World Prematurity Day: 15 million preterm born babies worldwide need a strong voice

November 17 marks global World Prematurity Day. This day aims to raise awareness for the challenges of preterm birth and shine a light on the risks and consequences faced by preterm infants and their families worldwide.

In Viet Nam, it is estimated that 17,000 children die within their first 28 days and 103,500 babies are born preterm annually. (Photo: UNICEF)

Preterm birth is the leading cause of death in children under the age of five; each year, about 15 million babies worldwide are born prematurely, that is about 1 in 10 children.

In Viet Nam, it is estimated that 17,000 children die within their first 28 days and 103,500 babies are born preterm annually.

The global COVID-19 pandemic forced neonatal units worldwide to adopt strict safety measures that unfortunately often separated parents from their preterm babies in the neonatal unit, with detrimental consequences for babies and parents alike.

In addition to the health challenges experienced by the newborns, separation of parents from their babies contributes to severe and long-term health and developmental issues in newborns and also affects parents’ mental health in lasting ways.

With the theme “Zero Separation. Act now! Keep parents and babies born too soon together”, this year’s World Prematurity Day is an opportunity to advocate for every parent’s right to have unrestricted access to their babies in hospital, no matter where and when.

Even without the additional risks of a global pandemic, preterm babies are among the most vulnerable patients worldwide and, as studies have shown time and again, they need their parents by their side. Healthcare systems are encouraged to balance the needs of babies born too soon, too small, or too sick and their families with the requirements to keep hospitals running and the staff safe during the pandemic.

In Viet Nam, UNICEF continues to work with the Ministry of Health to support and scale-up newborn lifesaving interventions throughout the country. This work focuses in particular on the rural and mountainous provinces in the North and Central Highlands, where a number of ethnic populations live and where worryingly high neonatal mortality rates persist.

“Cost-effective interventions to save newborns include immediate skin-to-skin contact and early initiation of breastfeeding for newborns. Skin-to-skin contact as early after birth and as continuously as possible has positive and protective effects, such as the regulation of cardiac and respiratory rates, the prevention of sepsis (severe infection), hypothermia (low body temperature) and hypoglycemia (low blood sugar), and reduced hospital readmission.

Meanwhile, early and exclusive breastfeeding and providing mother’s own milk have a positive impact on the baby’s short- and long-term physiological and neurodevelopmental outcomes.
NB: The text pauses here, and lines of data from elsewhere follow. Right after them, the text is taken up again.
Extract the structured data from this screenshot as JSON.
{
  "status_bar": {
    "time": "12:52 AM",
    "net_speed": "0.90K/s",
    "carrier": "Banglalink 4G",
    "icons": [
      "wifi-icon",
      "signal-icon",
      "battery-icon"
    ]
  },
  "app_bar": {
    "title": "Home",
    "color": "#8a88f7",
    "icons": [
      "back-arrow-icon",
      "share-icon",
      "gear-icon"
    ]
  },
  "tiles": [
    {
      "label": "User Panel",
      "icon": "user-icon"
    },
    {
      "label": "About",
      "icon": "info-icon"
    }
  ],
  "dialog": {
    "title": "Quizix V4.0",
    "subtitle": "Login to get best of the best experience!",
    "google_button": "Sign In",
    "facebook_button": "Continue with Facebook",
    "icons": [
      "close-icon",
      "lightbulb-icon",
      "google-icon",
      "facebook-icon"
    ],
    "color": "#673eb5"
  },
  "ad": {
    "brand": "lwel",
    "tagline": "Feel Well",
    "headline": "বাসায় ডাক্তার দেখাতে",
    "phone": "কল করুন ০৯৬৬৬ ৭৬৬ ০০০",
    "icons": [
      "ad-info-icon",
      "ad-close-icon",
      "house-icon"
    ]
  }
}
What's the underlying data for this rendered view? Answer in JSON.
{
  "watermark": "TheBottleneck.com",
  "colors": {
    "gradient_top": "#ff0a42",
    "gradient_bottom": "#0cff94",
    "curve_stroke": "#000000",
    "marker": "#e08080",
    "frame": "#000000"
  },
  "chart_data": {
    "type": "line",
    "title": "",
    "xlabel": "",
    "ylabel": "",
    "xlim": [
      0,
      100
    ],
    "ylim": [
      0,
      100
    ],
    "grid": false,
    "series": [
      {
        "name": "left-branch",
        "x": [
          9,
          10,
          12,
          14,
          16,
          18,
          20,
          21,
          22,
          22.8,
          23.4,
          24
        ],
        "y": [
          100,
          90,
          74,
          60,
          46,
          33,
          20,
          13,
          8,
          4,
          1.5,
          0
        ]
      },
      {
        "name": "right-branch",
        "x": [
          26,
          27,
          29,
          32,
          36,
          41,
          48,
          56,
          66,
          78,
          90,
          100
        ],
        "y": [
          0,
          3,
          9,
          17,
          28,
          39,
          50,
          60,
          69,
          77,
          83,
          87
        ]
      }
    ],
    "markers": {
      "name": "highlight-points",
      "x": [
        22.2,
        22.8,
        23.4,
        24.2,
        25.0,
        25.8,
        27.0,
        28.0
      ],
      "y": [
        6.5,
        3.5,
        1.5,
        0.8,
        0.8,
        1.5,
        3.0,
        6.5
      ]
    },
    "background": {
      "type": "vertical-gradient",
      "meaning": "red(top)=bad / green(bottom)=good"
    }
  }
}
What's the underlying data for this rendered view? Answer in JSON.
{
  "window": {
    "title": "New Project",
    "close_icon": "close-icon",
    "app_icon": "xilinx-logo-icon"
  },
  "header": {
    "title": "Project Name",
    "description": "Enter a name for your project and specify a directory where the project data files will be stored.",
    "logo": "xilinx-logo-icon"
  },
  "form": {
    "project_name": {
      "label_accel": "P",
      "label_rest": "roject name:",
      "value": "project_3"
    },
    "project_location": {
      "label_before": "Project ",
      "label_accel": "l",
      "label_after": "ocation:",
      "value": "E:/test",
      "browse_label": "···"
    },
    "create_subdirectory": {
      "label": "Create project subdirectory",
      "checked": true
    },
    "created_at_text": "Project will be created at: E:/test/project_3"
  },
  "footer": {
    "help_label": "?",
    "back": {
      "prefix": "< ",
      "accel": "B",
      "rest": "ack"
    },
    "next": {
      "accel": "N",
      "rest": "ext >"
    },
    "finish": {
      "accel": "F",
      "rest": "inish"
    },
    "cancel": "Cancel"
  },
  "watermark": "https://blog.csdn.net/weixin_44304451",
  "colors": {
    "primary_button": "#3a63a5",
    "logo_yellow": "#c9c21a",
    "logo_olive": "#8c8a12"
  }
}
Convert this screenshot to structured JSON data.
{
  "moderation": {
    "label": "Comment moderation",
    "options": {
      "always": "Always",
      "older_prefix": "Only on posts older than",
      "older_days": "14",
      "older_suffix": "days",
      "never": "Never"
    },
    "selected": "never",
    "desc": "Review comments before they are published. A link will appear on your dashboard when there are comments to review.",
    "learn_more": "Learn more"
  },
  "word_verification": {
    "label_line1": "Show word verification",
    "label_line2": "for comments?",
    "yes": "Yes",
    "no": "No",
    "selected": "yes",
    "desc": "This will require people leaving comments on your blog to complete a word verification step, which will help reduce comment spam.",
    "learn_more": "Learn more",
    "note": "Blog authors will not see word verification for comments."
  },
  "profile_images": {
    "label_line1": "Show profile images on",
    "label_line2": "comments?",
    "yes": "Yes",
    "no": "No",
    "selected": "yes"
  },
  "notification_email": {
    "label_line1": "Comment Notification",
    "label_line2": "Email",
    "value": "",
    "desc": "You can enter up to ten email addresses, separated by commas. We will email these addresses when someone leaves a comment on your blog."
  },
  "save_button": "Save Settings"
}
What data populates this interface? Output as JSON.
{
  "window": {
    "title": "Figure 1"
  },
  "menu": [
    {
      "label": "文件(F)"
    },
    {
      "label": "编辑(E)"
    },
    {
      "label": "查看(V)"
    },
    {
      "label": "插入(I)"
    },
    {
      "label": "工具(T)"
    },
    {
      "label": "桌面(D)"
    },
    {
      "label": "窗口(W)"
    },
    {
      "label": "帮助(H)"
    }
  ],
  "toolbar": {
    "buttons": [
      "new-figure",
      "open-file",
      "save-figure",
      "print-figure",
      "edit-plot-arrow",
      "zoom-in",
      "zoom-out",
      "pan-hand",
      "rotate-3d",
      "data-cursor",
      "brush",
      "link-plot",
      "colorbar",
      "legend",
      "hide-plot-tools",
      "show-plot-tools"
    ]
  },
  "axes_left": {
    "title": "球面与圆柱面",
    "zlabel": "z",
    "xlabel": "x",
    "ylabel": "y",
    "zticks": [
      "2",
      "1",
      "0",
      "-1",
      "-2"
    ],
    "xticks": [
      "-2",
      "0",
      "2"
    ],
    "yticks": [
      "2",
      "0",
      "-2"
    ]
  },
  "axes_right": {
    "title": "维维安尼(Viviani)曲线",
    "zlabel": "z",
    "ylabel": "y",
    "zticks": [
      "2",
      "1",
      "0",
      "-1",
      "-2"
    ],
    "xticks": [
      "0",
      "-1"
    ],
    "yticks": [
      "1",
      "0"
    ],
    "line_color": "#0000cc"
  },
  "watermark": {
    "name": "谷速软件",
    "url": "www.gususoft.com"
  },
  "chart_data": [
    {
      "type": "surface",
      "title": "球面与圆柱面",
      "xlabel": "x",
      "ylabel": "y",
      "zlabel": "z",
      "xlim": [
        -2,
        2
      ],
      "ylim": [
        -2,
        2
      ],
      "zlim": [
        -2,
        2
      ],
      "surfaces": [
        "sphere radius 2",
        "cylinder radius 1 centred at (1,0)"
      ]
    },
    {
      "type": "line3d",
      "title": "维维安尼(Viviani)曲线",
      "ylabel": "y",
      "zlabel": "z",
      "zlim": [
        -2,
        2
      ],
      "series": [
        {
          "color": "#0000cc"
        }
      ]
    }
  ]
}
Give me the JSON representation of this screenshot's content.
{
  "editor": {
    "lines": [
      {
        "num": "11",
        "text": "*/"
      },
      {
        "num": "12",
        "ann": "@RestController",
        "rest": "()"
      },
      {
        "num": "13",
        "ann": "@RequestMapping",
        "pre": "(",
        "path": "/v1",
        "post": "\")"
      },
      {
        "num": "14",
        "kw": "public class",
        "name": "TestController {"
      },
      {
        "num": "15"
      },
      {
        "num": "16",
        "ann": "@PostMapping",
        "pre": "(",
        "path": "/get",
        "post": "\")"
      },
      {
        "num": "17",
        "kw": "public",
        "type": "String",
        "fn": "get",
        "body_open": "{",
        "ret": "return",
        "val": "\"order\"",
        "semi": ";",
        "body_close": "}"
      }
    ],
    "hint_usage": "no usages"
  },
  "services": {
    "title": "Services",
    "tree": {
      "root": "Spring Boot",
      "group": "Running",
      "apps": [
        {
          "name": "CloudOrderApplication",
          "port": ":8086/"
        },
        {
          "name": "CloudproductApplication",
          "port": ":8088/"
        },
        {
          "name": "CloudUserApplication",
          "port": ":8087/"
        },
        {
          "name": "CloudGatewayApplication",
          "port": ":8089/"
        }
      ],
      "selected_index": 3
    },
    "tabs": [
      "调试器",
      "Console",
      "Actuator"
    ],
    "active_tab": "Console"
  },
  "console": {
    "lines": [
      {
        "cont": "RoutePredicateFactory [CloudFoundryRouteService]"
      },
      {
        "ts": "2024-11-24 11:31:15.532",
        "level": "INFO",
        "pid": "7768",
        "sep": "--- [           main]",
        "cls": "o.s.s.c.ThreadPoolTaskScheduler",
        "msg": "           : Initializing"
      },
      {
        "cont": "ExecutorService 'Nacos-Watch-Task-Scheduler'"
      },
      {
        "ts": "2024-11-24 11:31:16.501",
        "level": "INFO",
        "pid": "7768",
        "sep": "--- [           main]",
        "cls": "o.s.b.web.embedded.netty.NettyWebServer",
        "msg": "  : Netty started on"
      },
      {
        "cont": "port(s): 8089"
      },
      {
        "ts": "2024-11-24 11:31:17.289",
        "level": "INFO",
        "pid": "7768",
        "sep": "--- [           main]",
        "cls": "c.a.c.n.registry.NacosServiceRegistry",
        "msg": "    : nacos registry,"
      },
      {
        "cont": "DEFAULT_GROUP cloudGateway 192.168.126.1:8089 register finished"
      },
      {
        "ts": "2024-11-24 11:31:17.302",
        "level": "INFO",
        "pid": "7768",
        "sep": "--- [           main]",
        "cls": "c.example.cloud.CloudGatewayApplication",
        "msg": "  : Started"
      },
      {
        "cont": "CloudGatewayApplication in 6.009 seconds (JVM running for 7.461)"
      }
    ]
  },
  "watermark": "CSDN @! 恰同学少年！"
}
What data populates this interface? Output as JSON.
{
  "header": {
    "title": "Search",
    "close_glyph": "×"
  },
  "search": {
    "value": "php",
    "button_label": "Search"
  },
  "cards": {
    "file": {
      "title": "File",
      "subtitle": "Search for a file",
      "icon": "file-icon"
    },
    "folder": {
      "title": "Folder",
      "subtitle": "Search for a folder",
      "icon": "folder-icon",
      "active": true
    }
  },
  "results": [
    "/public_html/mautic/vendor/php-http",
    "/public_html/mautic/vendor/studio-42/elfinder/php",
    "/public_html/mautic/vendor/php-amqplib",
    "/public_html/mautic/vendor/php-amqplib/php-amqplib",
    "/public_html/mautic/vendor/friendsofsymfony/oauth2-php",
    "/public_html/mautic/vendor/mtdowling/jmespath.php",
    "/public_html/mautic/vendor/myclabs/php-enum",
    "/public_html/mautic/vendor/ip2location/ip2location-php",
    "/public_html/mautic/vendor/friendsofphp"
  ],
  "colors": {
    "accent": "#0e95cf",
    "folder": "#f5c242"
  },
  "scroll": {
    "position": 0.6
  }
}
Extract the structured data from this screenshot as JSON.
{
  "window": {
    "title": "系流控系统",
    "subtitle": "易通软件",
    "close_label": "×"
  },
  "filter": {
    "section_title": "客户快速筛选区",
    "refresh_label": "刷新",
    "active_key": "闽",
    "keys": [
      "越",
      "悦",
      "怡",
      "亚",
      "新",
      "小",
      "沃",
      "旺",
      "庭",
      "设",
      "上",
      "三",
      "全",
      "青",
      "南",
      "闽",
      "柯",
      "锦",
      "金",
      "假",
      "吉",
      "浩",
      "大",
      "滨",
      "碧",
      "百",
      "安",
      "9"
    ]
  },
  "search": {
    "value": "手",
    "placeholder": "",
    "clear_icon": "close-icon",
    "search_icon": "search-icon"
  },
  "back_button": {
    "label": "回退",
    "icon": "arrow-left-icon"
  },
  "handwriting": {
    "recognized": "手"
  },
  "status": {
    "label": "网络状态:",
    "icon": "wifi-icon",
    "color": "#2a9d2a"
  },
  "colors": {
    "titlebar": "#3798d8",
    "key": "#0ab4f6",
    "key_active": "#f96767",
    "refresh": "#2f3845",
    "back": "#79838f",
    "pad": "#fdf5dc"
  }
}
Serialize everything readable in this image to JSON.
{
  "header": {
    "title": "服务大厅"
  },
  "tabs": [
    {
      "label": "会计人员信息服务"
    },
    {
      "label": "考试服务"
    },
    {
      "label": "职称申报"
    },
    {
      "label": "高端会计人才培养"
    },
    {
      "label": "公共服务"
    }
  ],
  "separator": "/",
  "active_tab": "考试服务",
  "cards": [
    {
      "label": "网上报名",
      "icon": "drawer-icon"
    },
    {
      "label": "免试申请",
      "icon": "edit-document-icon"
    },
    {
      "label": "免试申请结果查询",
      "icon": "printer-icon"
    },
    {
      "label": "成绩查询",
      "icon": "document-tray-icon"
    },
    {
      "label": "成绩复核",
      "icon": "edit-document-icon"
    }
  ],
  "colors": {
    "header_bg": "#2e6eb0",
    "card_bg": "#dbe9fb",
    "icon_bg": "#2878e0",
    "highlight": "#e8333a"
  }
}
It is equally important to ensure that babies born too soon, too small or too sick, if needed, have equitable and quick access to higher levels of hospital care, irrespective of where they are born” said Maharajan Muthu, Chief of Child Survival and Development Programme of UNICEF Viet Nam.

As in previous years, World Prematurity Day activities are being carried out in about 100 countries this week to raise awareness and spur action to prevent preterm birth where possible, improve healthcare systems, and save babies’ lives.

In Viet Nam, a special event will be organized in Da Nang to mark World Prematurity Day by the Department of Maternal and Child Health of the Ministry of Health, United Nations Children's Fund (UNICEF), and Da Nang Hospital for Women and Children, to honor and recognize the contributions of health workers in newborn care as well as to raise awareness of the challenges surrounding preterm birth and ensure that people are informed about the risks and consequences.

The event is a part of Kimberly-Clark and UNICEF’s project to support the scale-up by the Ministry of Health of newborn care interventions in order to save the lives of many more newborns in Viet Nam.

On this occasion, the Department of Maternal and Child Health, Ministry of Health affirms that newborns care and neonatal mortality reduction are among the important goals not only for the health sector but also for Viet Nam as the country has committed to achieving the Sustainable Development Goals.